Rate For Single Individuals, Taxable Income Over For Married
Individuals Filing Joint Returns, Taxable Income Over
For Married Individuals Filing Separate Returns, Taxable Income Over For Heads of Households, Taxable Income Over
10% $0 $0 $0 $0
12% $9,875 $19,750 $9,875 $14,100
22% $40,125 $80,250 $40,125 $53,700
24% $85,525 $171,050 $85,525 $85,500
32% $163,300 $326,600 $163,300 $163,300
35% $207,350 $414,700 $207,350 $207,350
37% $518,400 $622,050 $311,025 $518,400

Source: Internal Revenue Service

Long-term gains are treated differently (Table 2).  If you sell more than a year after purchase, you incur long-term gains.  There is a maximum tax rate on long-term gains which, for most people, is 15% (very high-income earners will pay 20%).  You may pay no capital gains tax at all if your taxable income does not exceed the zero-bracket threshold.  You also need to consider your home state tax rates.  If you are a high earner, the Net Investment Income Tax (additional 3.8%) may apply (see link below).

https://www.irs.gov/individuals/net-investment-income-tax

Table 2:  2020 Long-term Capital Gains Tax Rates

Rate For Single Individuals, Taxable Income Over For Married Individuals Filing Joint Returns, Taxable Income Over For Married Individuals Filing Separate Returns, Taxable Income Over For Heads of Households, Taxable Income Over
0% $0 $0 $0 $0
15% $39,375 $78,750 $39,375 $52,750
20% $434,550 $488,850 $244,425 $461,700

Source: Internal Revenue Service

Most mutual funds, and a good number of individual stocks, will generate dividend income.  Dividend income is divided into Ordinary Dividends and Qualified Dividends.  Whether dividends are qualified or ordinary depends on how long the stock is held.  Because mutual funds buy and sell shares continually, they tend to generate a mix of the two.  Qualified Dividends are taxed as if they are long-term capital gains, as described above.  Ordinary dividends are taxed as ordinary income and will be taxed at your marginal income tax rate.

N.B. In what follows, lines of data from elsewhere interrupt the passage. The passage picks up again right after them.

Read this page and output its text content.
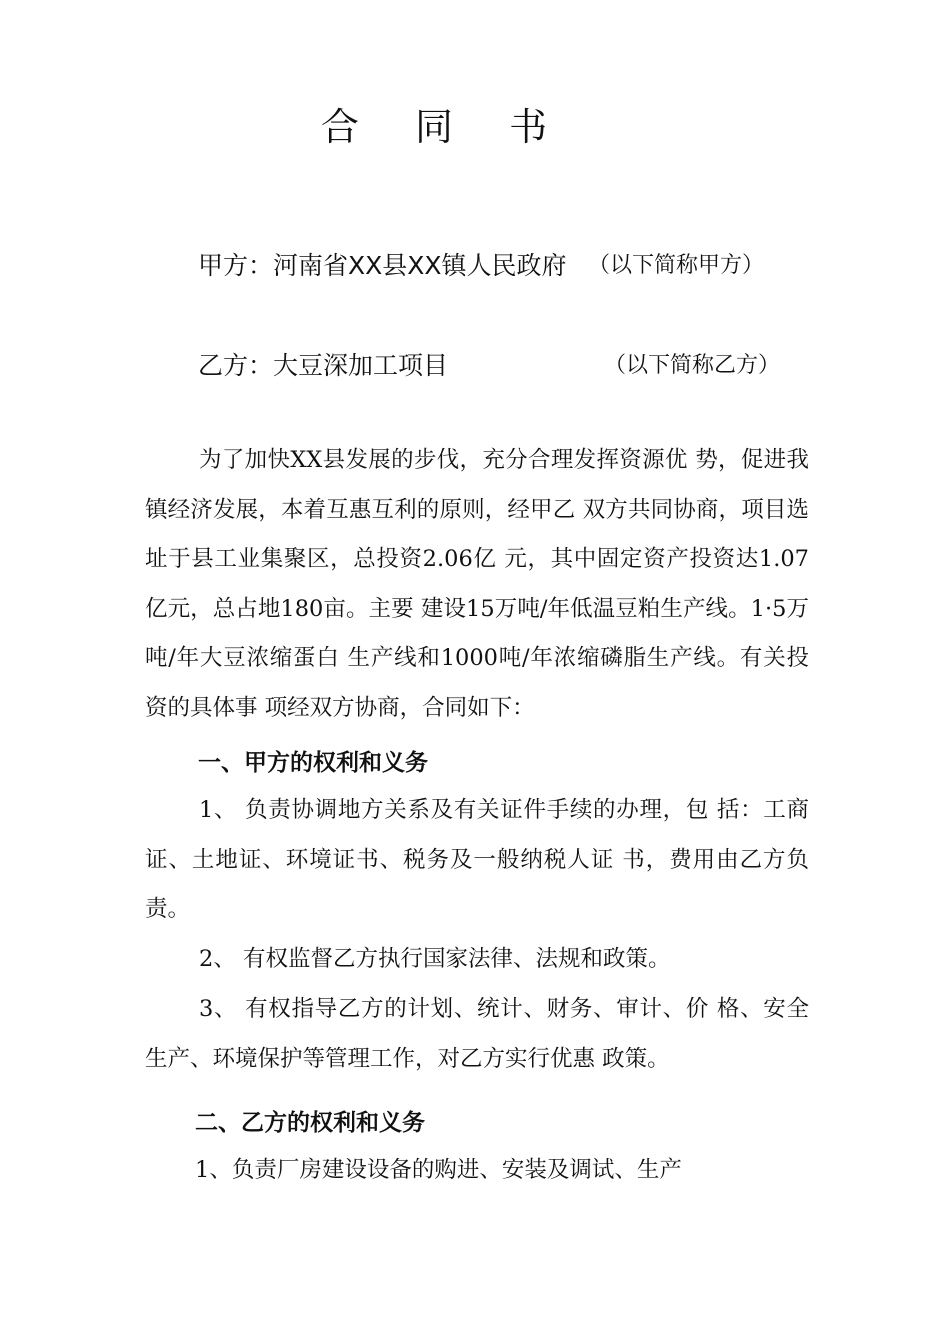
合 同 书
甲方：河南省XX县XX镇人民政府 （以下简称甲方）
乙方：大豆深加工项目	（以下简称乙方）
为了加快XX县发展的步伐，充分合理发挥资源优 势，促进我镇经济发展，本着互惠互利的原则，经甲乙 双方共同协商，项目选址于县工业集聚区，总投资2.06亿 元，其中固定资产投资达1.07亿元，总占地180亩。主要 建设15万吨/年低温豆粕生产线。1·5万吨/年大豆浓缩蛋白 生产线和1000吨/年浓缩磷脂生产线。有关投资的具体事 项经双方协商，合同如下：
一、甲方的权利和义务
1、 负责协调地方关系及有关证件手续的办理，包 括：工商证、土地证、环境证书、税务及一般纳税人证 书，费用由乙方负责。
2、 有权监督乙方执行国家法律、法规和政策。
3、 有权指导乙方的计划、统计、财务、审计、价 格、安全生产、环境保护等管理工作，对乙方实行优惠 政策。
二、乙方的权利和义务
1、负责厂房建设设备的购进、安装及调试、生产
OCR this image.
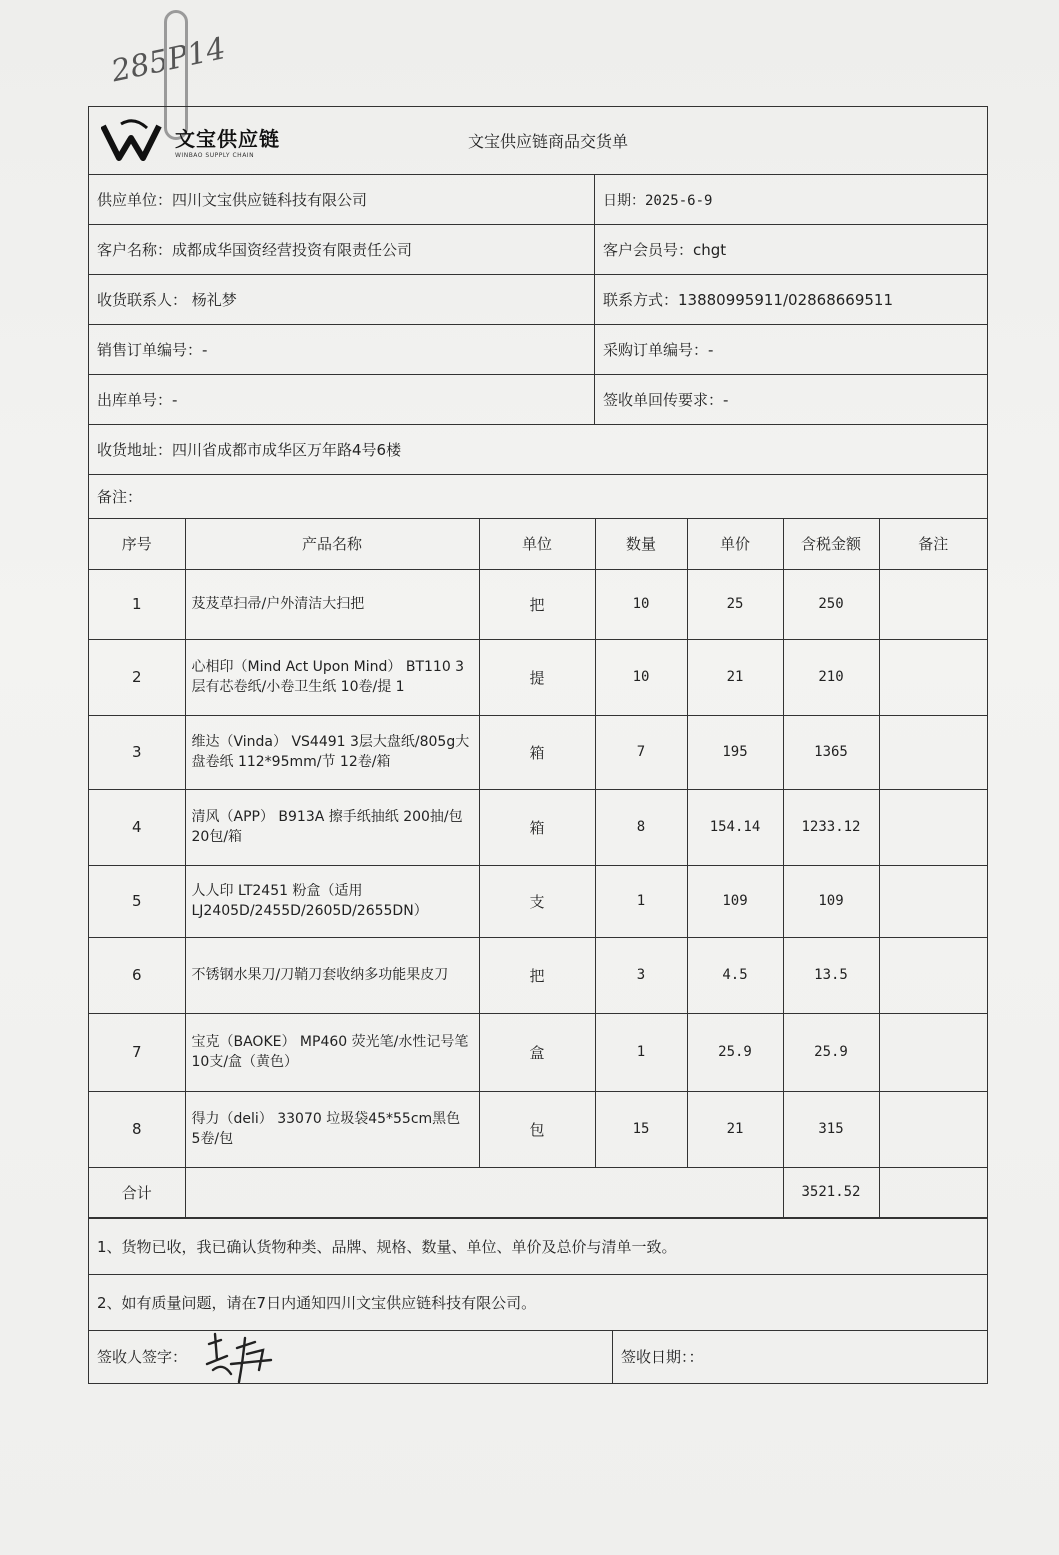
285P14
文宝供应链
WINBAO SUPPLY CHAIN
文宝供应链商品交货单
供应单位：四川文宝供应链科技有限公司	日期：2025-6-9
客户名称：成都成华国资经营投资有限责任公司	客户会员号：chgt
收货联系人： 杨礼梦	联系方式：13880995911/02868669511
销售订单编号：-	采购订单编号：-
出库单号：-	签收单回传要求：-
收货地址：四川省成都市成华区万年路4号6楼
备注：
序号	产品名称	单位	数量	单价	含税金额	备注
1	芨芨草扫帚/户外清洁大扫把	把	10	25	250	
2	心相印（Mind Act Upon Mind） BT110 3层有芯卷纸/小卷卫生纸 10卷/提 1	提	10	21	210	
3	维达（Vinda） VS4491 3层大盘纸/805g大盘卷纸 112*95mm/节 12卷/箱	箱	7	195	1365	
4	清风（APP） B913A 擦手纸抽纸 200抽/包 20包/箱	箱	8	154.14	1233.12	
5	人人印 LT2451 粉盒（适用LJ2405D/2455D/2605D/2655DN）	支	1	109	109	
6	不锈钢水果刀/刀鞘刀套收纳多功能果皮刀	把	3	4.5	13.5	
7	宝克（BAOKE） MP460 荧光笔/水性记号笔 10支/盒（黄色）	盒	1	25.9	25.9	
8	得力（deli） 33070 垃圾袋45*55cm黑色 5卷/包	包	15	21	315	
合计					3521.52	
1、货物已收，我已确认货物种类、品牌、规格、数量、单位、单价及总价与清单一致。
2、如有质量问题，请在7日内通知四川文宝供应链科技有限公司。
签收人签字：	签收日期：：
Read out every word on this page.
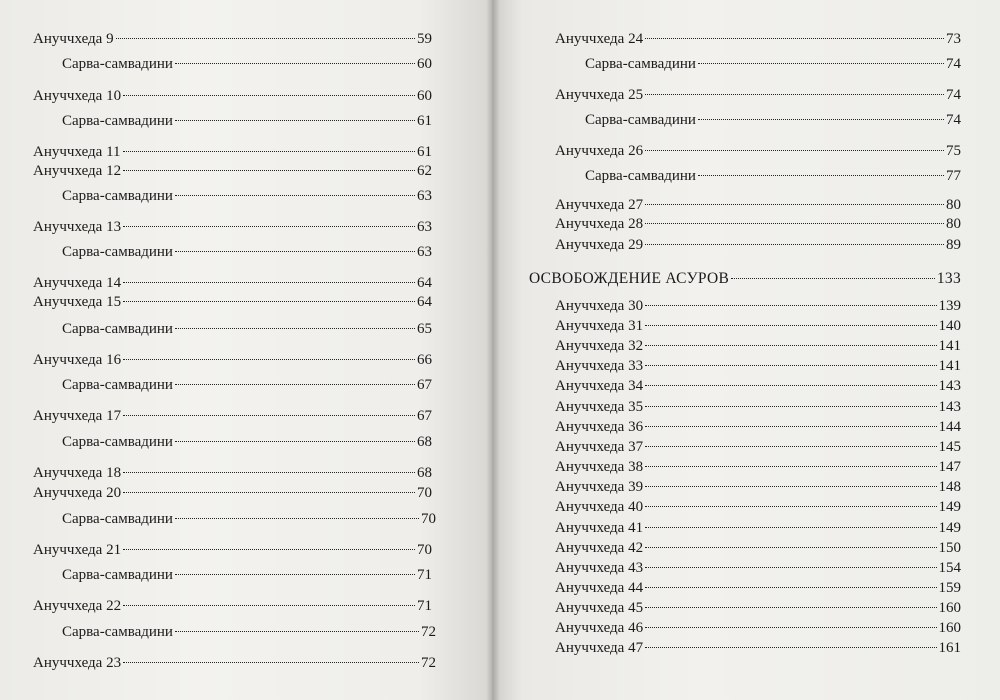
Ануччхеда 9	59
Сарва-самвадини	60
Ануччхеда 10	60
Сарва-самвадини	61
Ануччхеда 11	61
Ануччхеда 12	62
Сарва-самвадини	63
Ануччхеда 13	63
Сарва-самвадини	63
Ануччхеда 14	64
Ануччхеда 15	64
Сарва-самвадини	65
Ануччхеда 16	66
Сарва-самвадини	67
Ануччхеда 17	67
Сарва-самвадини	68
Ануччхеда 18	68
Ануччхеда 20	70
Сарва-самвадини	70
Ануччхеда 21	70
Сарва-самвадини	71
Ануччхеда 22	71
Сарва-самвадини	72
Ануччхеда 23	72
Ануччхеда 24	73
Сарва-самвадини	74
Ануччхеда 25	74
Сарва-самвадини	74
Ануччхеда 26	75
Сарва-самвадини	77
Ануччхеда 27	80
Ануччхеда 28	80
Ануччхеда 29	89
ОСВОБОЖДЕНИЕ АСУРОВ	133
Ануччхеда 30	139
Ануччхеда 31	140
Ануччхеда 32	141
Ануччхеда 33	141
Ануччхеда 34	143
Ануччхеда 35	143
Ануччхеда 36	144
Ануччхеда 37	145
Ануччхеда 38	147
Ануччхеда 39	148
Ануччхеда 40	149
Ануччхеда 41	149
Ануччхеда 42	150
Ануччхеда 43	154
Ануччхеда 44	159
Ануччхеда 45	160
Ануччхеда 46	160
Ануччхеда 47	161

Generally, long-term gains are preferable to short-term gains, emphasizing the value of investing for the long-term.  On the other hand, if you are in a low tax bracket, the consequences of incurring short-term gains are fairly minor (0 or 15% tax rate).  If you are in a higher tax bracket, then you have to worry more about the difference between short- and long-term capital gains.

Many people use a first-in, first-out (FIFO) approach for selling stocks or mutual funds.  If you sell them all, it does not matter, but if you sell part of your asset (say 50 out of 100 shares), then FIFO will tend to increase the number of shares that are subject to long-term gains, with the more favorable tax consequences, if you are a long-term investor (for day traders, FILO [first-in, last-out] may be more advantageous). 

If you are close to the one-year period and are concerned about the tax consequences of short-term gains, then it may be advantageous to wait until the one-year period passes before selling to lock in the lower tax rate; again, this consideration depends on your tax bracket.  On the other hand, it is better to have a short-term gain than to incur a loss, so do not worry about tax consequences if you think the stock is headed south and there is good reason to sell.

If you sell a stock or mutual fund shares for less than the purchase cost, you will incur a short-term or long-term capital loss, depending on how long you held the asset.  If a taxpayer’s capital losses are more than their capital gains, they can deduct the difference as a loss on their tax return. This loss is limited to $3,000 per year, or $1,500 if married and filing a separate return. If a taxpayer’s total net capital loss is more than the limit they can deduct, however, they can carry it over to next year’s tax return.